All the performers play their instruments well and clown quite admirably. Jenny Lee Mitchell as Deirdre gets to show off her classical stylings. Gina Samardge, who dances and has a good voice, stands out as the flirtatious Princess Pennie, as does Glen Heroy as the loud, explosive, powerfully-voiced Aldo. David Gochfeld as Maestro is a humorous, striking sight, but his voice is often too soft to carry over the instruments, a fault occasionally shared by Samardge. For a bandleader, the clown Maestro isn't front-and-center often enough. Rounding out the cast are Rod Kimball as Louis and Andy Sapora as Chauncey.

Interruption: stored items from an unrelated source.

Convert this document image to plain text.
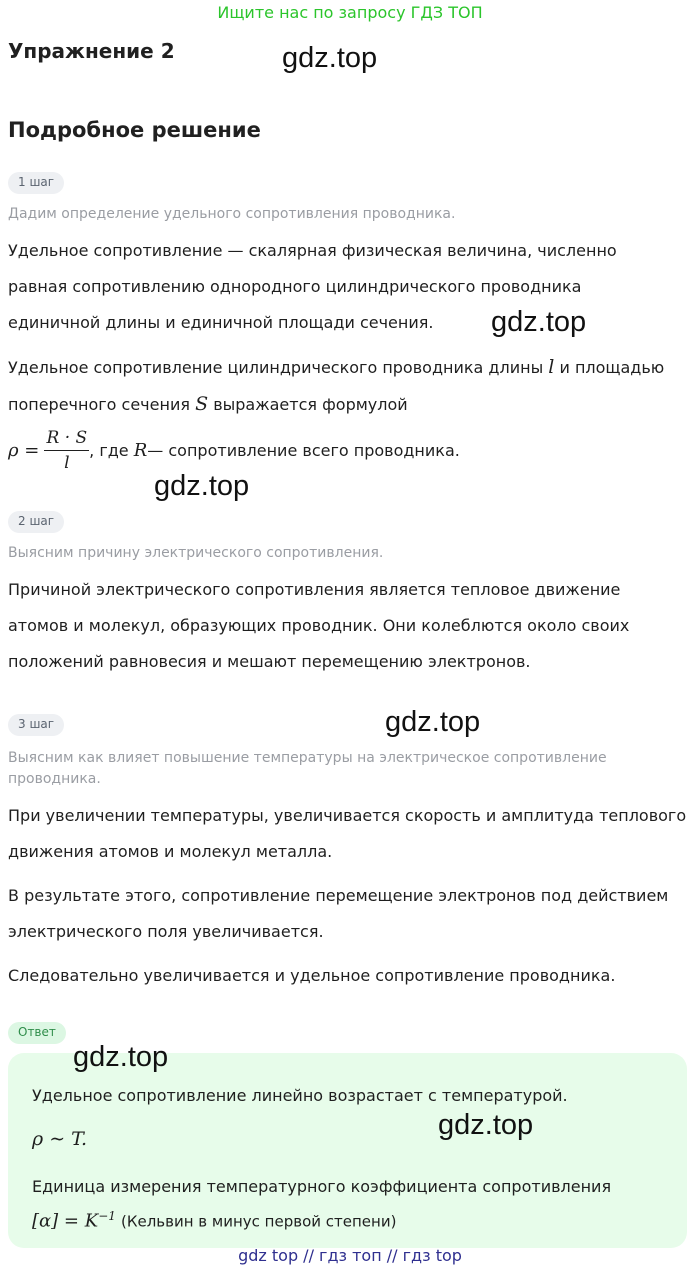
Ищите нас по запросу ГДЗ ТОП
Упражнение 2	gdz.top
Подробное решение
1 шаг
Дадим определение удельного сопротивления проводника.
Удельное сопротивление — скалярная физическая величина, численно
равная сопротивлению однородного цилиндрического проводника
единичной длины и единичной площади сечения. gdz.top
Удельное сопротивление цилиндрического проводника длины l и площадью
поперечного сечения S выражается формулой
$\rho = \frac{R \cdot S}{l}$ , где R— сопротивление всего проводника.
gdz.top
2 шаг
Выясним причину электрического сопротивления.
Причиной электрического сопротивления является тепловое движение
атомов и молекул, образующих проводник. Они колеблются около своих
положений равновесия и мешают перемещению электронов.
3 шаг	gdz.top
Выясним как влияет повышение температуры на электрическое сопротивление проводника.
При увеличении температуры, увеличивается скорость и амплитуда теплового
движения атомов и молекул металла.
В результате этого, сопротивление перемещение электронов под действием
электрического поля увеличивается.
Следовательно увеличивается и удельное сопротивление проводника.
Ответ
gdz.top
Удельное сопротивление линейно возрастает с температурой.
ρ ∼ T.	gdz.top
Единица измерения температурного коэффициента сопротивления
$[\alpha] = K^{-1}$ (Кельвин в минус первой степени)
gdz top // гдз топ // гдз top
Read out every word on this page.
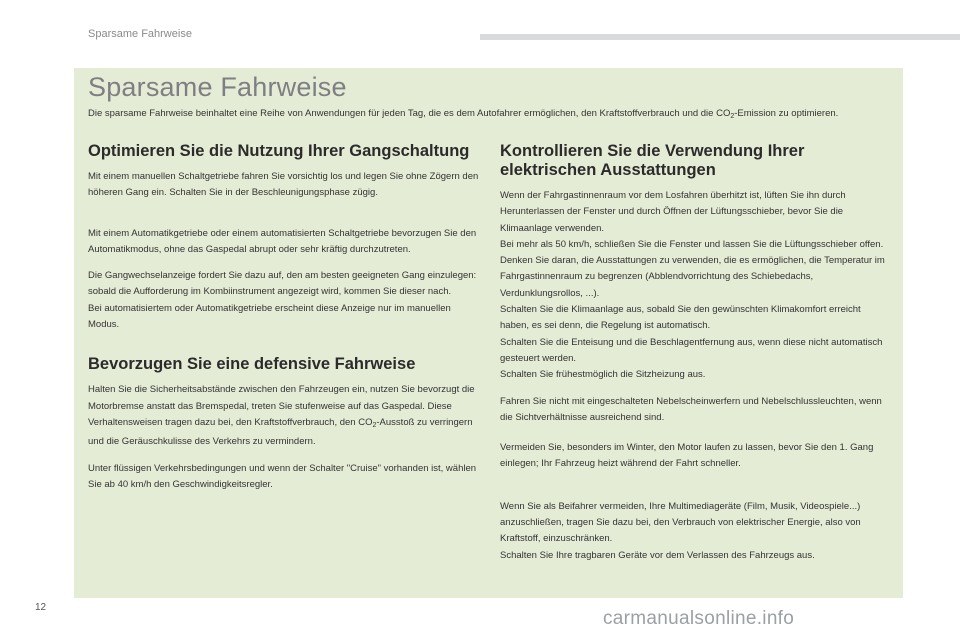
Sparsame Fahrweise
Sparsame Fahrweise
Die sparsame Fahrweise beinhaltet eine Reihe von Anwendungen für jeden Tag, die es dem Autofahrer ermöglichen, den Kraftstoffverbrauch und die $CO_2$-Emission zu optimieren.
Optimieren Sie die Nutzung Ihrer Gangschaltung

Mit einem manuellen Schaltgetriebe fahren Sie vorsichtig los und legen Sie ohne Zögern den höheren Gang ein. Schalten Sie in der Beschleunigungsphase zügig.

Mit einem Automatikgetriebe oder einem automatisierten Schaltgetriebe bevorzugen Sie den Automatikmodus, ohne das Gaspedal abrupt oder sehr kräftig durchzutreten.

Die Gangwechselanzeige fordert Sie dazu auf, den am besten geeigneten Gang einzulegen: sobald die Aufforderung im Kombiinstrument angezeigt wird, kommen Sie dieser nach.

Bei automatisiertem oder Automatikgetriebe erscheint diese Anzeige nur im manuellen Modus.

Bevorzugen Sie eine defensive Fahrweise

Halten Sie die Sicherheitsabstände zwischen den Fahrzeugen ein, nutzen Sie bevorzugt die Motorbremse anstatt das Bremspedal, treten Sie stufenweise auf das Gaspedal. Diese Verhaltensweisen tragen dazu bei, den Kraftstoffverbrauch, den $CO_2$-Ausstoß zu verringern und die Geräuschkulisse des Verkehrs zu vermindern.

Unter flüssigen Verkehrsbedingungen und wenn der Schalter "Cruise" vorhanden ist, wählen Sie ab 40 km/h den Geschwindigkeitsregler.

Kontrollieren Sie die Verwendung Ihrer elektrischen Ausstattungen

Wenn der Fahrgastinnenraum vor dem Losfahren überhitzt ist, lüften Sie ihn durch Herunterlassen der Fenster und durch Öffnen der Lüftungsschieber, bevor Sie die Klimaanlage verwenden.

Bei mehr als 50 km/h, schließen Sie die Fenster und lassen Sie die Lüftungsschieber offen.

Denken Sie daran, die Ausstattungen zu verwenden, die es ermöglichen, die Temperatur im Fahrgastinnenraum zu begrenzen (Abblendvorrichtung des Schiebedachs, Verdunklungsrollos, ...).

Schalten Sie die Klimaanlage aus, sobald Sie den gewünschten Klimakomfort erreicht haben, es sei denn, die Regelung ist automatisch.

Schalten Sie die Enteisung und die Beschlagentfernung aus, wenn diese nicht automatisch gesteuert werden.

Schalten Sie frühestmöglich die Sitzheizung aus.

Fahren Sie nicht mit eingeschalteten Nebelscheinwerfern und Nebelschlussleuchten, wenn die Sichtverhältnisse ausreichend sind.

Vermeiden Sie, besonders im Winter, den Motor laufen zu lassen, bevor Sie den 1. Gang einlegen; Ihr Fahrzeug heizt während der Fahrt schneller.

Wenn Sie als Beifahrer vermeiden, Ihre Multimediageräte (Film, Musik, Videospiele...) anzuschließen, tragen Sie dazu bei, den Verbrauch von elektrischer Energie, also von Kraftstoff, einzuschränken.

Schalten Sie Ihre tragbaren Geräte vor dem Verlassen des Fahrzeugs aus.

12
carmanualsonline.info
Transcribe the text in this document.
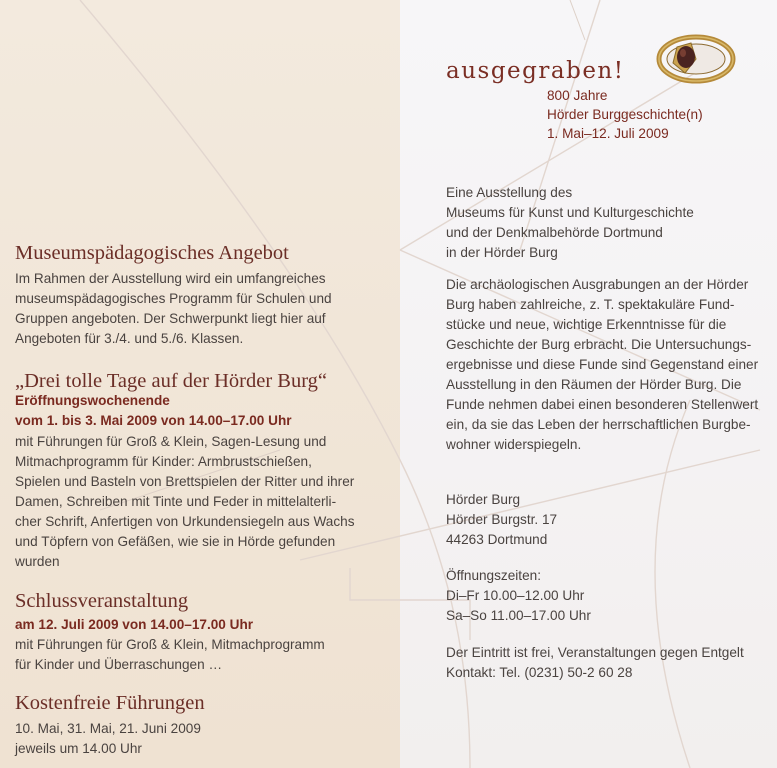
Museumspädagogisches Angebot

Im Rahmen der Ausstellung wird ein umfangreiches
museumspädagogisches Programm für Schulen und
Gruppen angeboten. Der Schwerpunkt liegt hier auf
Angeboten für 3./4. und 5./6. Klassen.

„Drei tolle Tage auf der Hörder Burg“

Eröffnungswochenende

vom 1. bis 3. Mai 2009 von 14.00–17.00 Uhr

mit Führungen für Groß & Klein, Sagen-Lesung und
Mitmachprogramm für Kinder: Armbrustschießen,
Spielen und Basteln von Brettspielen der Ritter und ihrer
Damen, Schreiben mit Tinte und Feder in mittelalterli-
cher Schrift, Anfertigen von Urkundensiegeln aus Wachs
und Töpfern von Gefäßen, wie sie in Hörde gefunden
wurden

Schlussveranstaltung

am 12. Juli 2009 von 14.00–17.00 Uhr

mit Führungen für Groß & Klein, Mitmachprogramm
für Kinder und Überraschungen …

Kostenfreie Führungen

10. Mai, 31. Mai, 21. Juni 2009
jeweils um 14.00 Uhr

ausgegraben!

800 Jahre
Hörder Burggeschichte(n)
1. Mai–12. Juli 2009

Eine Ausstellung des
Museums für Kunst und Kulturgeschichte
und der Denkmalbehörde Dortmund
in der Hörder Burg

Die archäologischen Ausgrabungen an der Hörder
Burg haben zahlreiche, z. T. spektakuläre Fund-
stücke und neue, wichtige Erkenntnisse für die
Geschichte der Burg erbracht. Die Untersuchungs-
ergebnisse und diese Funde sind Gegenstand einer
Ausstellung in den Räumen der Hörder Burg. Die
Funde nehmen dabei einen besonderen Stellenwert
ein, da sie das Leben der herrschaftlichen Burgbe-
wohner widerspiegeln.

Hörder Burg
Hörder Burgstr. 17
44263 Dortmund

Öffnungszeiten:
Di–Fr 10.00–12.00 Uhr
Sa–So 11.00–17.00 Uhr

Der Eintritt ist frei, Veranstaltungen gegen Entgelt
Kontakt: Tel. (0231) 50-2 60 28
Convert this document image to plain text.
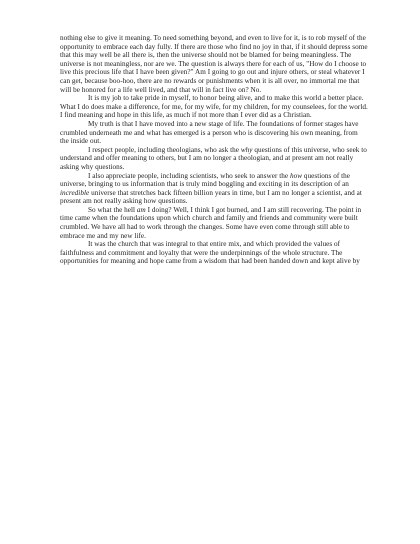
nothing else to give it meaning. To need something beyond, and even to live for it, is to rob myself of the opportunity to embrace each day fully. If there are those who find no joy in that, if it should depress some that this may well be all there is, then the universe should not be blamed for being meaningless. The universe is not meaningless, nor are we. The question is always there for each of us, "How do I choose to live this precious life that I have been given?" Am I going to go out and injure others, or steal whatever I can get, because boo-hoo, there are no rewards or punishments when it is all over, no immortal me that will be honored for a life well lived, and that will in fact live on? No.

It is my job to take pride in myself, to honor being alive, and to make this world a better place. What I do does make a difference, for me, for my wife, for my children, for my counselees, for the world. I find meaning and hope in this life, as much if not more than I ever did as a Christian.

My truth is that I have moved into a new stage of life. The foundations of former stages have crumbled underneath me and what has emerged is a person who is discovering his own meaning, from the inside out.

I respect people, including theologians, who ask the why questions of this universe, who seek to understand and offer meaning to others, but I am no longer a theologian, and at present am not really asking why questions.

I also appreciate people, including scientists, who seek to answer the how questions of the universe, bringing to us information that is truly mind boggling and exciting in its description of an incredible universe that stretches back fifteen billion years in time, but I am no longer a scientist, and at present am not really asking how questions.

So what the hell am I doing? Well, I think I got burned, and I am still recovering. The point in time came when the foundations upon which church and family and friends and community were built crumbled. We have all had to work through the changes. Some have even come through still able to embrace me and my new life.

It was the church that was integral to that entire mix, and which provided the values of faithfulness and commitment and loyalty that were the underpinnings of the whole structure. The opportunities for meaning and hope came from a wisdom that had been handed down and kept alive by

Although the show was entertaining, I kept wishing the performers had a little more verve, more oomph, and the show more cohesiveness and a more obvious plot line. After all, one goes to the theatre expecting a play, not a mere concert. The promotional materials, which I saw but the audience didn't, promised a dramatic build and climax that just didn't happen. The promos also said the Maestrosities are developing a play from their characters, and they certainly have raw material for a good one-act play. With mostly well-performed, comically-twisted songs that, unlike musical theatre songs, don't advance the plot, a clown play interwoven with a concert will probably need more time to unfold than the hour the Maestrosities had in this show.